The University of Waterloo has launched its new and innovative Doctor of Pharmacy program, giving future pharmacists even more opportunity to meet Ontario's modern health-care needs.

Called PharmD, the new program replaces the previous entry-to-practice degree. It provides students with advanced clinical training to closely align with the recently expanded scope of practice for pharmacists across Canada, and prepares them for the direct patient care roles of today’s practitioners.

“We believe that the PharmD program at the University of Waterloo is second to none and will provide students with the foundation that they need to become medication therapy experts,” said Professor David Edwards, Hallman Director of the School of Pharmacy, and associate dean, Faculty of Science.

The program will also have an increased emphasis on interprofessional education, specifically directed toward pharmacists developing collaborative learning environments with physicians, nurses and other health professionals.

The School of Pharmacy at Waterloo is the only co-op pharmacy program in Canada and one of only two in North America.

“Waterloo Pharmacy students enter their clinical rotations with three years of co-op experience working in the pharmaceutical environment. This gives them the confidence and real-world problem-solving skills to be an active member of the health-care team from day one," said Professor Nancy Waite, associate director of practice-based education and professional outreach at Waterloo, and the Ontario College of Pharmacists Professor in Pharmacy Innovation.

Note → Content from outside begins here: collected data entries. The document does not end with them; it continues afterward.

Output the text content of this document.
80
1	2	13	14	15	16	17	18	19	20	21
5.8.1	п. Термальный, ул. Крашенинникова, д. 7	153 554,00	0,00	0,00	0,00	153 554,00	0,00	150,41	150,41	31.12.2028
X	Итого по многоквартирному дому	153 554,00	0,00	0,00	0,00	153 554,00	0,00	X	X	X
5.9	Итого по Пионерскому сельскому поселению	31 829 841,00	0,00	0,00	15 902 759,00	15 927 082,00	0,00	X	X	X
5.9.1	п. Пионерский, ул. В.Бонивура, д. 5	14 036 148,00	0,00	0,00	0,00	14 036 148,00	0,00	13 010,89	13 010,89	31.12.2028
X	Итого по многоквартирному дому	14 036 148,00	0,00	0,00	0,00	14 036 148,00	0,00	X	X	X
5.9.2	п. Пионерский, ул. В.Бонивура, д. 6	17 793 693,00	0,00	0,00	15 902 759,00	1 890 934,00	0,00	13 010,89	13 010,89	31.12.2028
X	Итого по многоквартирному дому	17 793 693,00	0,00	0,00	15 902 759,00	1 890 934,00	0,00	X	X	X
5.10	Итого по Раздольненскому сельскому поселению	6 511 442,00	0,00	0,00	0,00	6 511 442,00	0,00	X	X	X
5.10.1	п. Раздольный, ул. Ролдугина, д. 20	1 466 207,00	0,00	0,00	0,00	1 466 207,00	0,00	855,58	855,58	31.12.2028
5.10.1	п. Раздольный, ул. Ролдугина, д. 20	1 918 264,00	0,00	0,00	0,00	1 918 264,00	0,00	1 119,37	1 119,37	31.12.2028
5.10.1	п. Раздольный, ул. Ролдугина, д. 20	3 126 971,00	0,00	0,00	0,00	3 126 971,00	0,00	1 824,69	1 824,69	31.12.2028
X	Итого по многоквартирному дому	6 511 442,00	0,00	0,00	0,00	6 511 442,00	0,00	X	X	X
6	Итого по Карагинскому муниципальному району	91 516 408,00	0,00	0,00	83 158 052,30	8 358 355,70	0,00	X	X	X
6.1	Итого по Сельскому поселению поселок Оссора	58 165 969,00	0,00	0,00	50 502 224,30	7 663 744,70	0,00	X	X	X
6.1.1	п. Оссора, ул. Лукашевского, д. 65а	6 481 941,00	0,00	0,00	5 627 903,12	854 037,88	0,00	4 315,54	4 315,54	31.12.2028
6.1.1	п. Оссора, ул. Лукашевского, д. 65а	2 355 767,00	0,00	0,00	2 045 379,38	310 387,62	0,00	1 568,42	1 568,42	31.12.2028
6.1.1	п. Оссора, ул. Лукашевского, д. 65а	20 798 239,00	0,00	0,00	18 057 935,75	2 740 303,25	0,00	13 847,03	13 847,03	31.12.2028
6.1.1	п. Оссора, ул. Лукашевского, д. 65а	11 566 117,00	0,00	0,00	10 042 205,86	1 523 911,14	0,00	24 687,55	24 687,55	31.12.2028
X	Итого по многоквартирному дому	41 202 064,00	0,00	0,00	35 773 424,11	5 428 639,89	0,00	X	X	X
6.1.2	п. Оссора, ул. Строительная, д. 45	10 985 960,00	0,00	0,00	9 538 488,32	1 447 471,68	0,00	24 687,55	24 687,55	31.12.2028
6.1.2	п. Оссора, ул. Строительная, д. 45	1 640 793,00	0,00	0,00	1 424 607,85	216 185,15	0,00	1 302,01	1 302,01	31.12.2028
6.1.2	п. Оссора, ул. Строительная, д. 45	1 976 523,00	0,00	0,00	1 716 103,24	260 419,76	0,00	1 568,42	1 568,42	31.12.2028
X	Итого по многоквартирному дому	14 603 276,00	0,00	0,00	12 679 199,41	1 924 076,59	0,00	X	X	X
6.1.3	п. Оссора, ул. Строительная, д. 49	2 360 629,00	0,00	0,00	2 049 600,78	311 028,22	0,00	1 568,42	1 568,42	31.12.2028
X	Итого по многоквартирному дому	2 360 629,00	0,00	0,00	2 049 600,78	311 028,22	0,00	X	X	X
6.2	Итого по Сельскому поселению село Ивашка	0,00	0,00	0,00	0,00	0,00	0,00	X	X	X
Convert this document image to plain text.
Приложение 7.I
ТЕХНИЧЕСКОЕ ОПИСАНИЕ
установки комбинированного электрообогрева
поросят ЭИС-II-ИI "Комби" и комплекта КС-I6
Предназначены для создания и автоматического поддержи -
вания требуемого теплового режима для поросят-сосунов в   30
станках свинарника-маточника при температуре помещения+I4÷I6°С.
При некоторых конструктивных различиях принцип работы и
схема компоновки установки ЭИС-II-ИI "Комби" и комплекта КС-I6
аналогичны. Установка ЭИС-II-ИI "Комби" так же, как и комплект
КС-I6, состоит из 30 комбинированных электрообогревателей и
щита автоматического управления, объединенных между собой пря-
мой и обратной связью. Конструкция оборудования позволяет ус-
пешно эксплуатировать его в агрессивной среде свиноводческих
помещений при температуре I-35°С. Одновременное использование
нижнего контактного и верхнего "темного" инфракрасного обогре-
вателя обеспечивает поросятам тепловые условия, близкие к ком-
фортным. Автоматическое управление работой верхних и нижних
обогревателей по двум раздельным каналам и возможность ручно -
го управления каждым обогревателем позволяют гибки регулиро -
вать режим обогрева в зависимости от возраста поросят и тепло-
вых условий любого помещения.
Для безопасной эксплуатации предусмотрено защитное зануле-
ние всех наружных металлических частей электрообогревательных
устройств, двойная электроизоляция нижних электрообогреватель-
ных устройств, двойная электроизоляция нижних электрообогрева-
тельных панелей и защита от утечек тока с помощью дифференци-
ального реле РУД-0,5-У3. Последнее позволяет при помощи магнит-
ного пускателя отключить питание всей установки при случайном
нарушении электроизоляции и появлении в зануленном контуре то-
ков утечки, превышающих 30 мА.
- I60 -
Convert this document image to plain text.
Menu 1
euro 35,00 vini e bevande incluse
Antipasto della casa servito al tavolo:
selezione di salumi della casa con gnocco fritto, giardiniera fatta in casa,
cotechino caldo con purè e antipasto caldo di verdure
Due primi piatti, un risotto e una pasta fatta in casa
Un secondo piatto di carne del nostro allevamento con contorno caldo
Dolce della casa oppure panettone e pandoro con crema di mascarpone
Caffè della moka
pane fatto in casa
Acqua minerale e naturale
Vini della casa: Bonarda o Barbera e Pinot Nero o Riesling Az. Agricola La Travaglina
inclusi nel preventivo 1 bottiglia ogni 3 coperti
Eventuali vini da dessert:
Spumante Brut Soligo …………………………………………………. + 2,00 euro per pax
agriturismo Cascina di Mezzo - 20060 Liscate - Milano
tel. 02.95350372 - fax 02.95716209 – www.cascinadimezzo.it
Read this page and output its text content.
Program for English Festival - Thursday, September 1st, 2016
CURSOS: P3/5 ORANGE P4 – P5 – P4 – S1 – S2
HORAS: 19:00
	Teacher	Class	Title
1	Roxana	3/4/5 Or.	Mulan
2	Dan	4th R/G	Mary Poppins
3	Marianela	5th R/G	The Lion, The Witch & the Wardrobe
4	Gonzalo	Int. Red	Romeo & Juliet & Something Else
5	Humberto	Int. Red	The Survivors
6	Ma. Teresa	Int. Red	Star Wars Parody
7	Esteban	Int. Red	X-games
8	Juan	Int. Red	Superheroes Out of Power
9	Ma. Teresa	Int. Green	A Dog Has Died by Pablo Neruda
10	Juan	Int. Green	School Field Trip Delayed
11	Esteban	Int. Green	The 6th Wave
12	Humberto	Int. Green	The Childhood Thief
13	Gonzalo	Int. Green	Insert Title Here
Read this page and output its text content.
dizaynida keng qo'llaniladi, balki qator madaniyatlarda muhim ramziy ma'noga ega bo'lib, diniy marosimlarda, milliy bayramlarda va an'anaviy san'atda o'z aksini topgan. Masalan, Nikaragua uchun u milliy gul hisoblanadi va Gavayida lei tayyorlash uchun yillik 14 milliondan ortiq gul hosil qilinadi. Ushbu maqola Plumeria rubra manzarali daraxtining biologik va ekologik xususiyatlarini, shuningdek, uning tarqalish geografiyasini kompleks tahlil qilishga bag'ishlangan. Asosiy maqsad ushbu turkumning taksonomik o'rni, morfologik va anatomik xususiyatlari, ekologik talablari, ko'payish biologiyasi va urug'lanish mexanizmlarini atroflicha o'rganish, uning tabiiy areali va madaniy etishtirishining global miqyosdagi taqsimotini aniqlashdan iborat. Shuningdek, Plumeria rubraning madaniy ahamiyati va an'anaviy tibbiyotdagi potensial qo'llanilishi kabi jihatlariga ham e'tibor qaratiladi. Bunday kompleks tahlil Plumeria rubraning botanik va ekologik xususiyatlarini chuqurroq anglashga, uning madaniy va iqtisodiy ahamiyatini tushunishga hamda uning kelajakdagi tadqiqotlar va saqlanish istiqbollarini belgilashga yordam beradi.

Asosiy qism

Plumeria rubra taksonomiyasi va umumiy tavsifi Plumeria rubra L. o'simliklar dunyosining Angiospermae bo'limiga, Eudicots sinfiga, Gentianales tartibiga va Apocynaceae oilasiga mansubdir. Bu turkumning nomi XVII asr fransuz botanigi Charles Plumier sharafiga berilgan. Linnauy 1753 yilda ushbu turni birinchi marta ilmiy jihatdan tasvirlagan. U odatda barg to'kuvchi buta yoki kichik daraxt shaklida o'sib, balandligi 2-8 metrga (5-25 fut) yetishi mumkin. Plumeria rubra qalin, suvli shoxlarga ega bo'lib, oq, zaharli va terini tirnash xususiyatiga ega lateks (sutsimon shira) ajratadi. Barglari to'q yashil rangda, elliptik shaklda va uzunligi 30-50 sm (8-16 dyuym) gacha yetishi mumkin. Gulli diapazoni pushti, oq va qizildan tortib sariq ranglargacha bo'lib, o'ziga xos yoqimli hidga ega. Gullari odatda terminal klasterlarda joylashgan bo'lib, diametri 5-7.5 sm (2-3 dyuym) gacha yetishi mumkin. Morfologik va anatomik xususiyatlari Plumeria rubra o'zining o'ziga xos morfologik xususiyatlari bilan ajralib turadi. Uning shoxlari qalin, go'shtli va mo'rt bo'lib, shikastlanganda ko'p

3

The School of Pharmacy is organizing clinical rotations under the unique Community of Practice model that focuses on patient care in one region. It’s designed to accommodate site realities and needs, and help students become even more engaged in their local pharmacy community.

Students will spend 24 weeks in hospitals, long-term care facilities, community pharmacies, outpatient clinics and family health teams. They will be able to apply their knowledge to the care of patients with a wide range of acute and chronic diseases in these structured rotations. Professional pharmacists and other health-care professions, such as physicians and nurses, provide mentorship and feedback.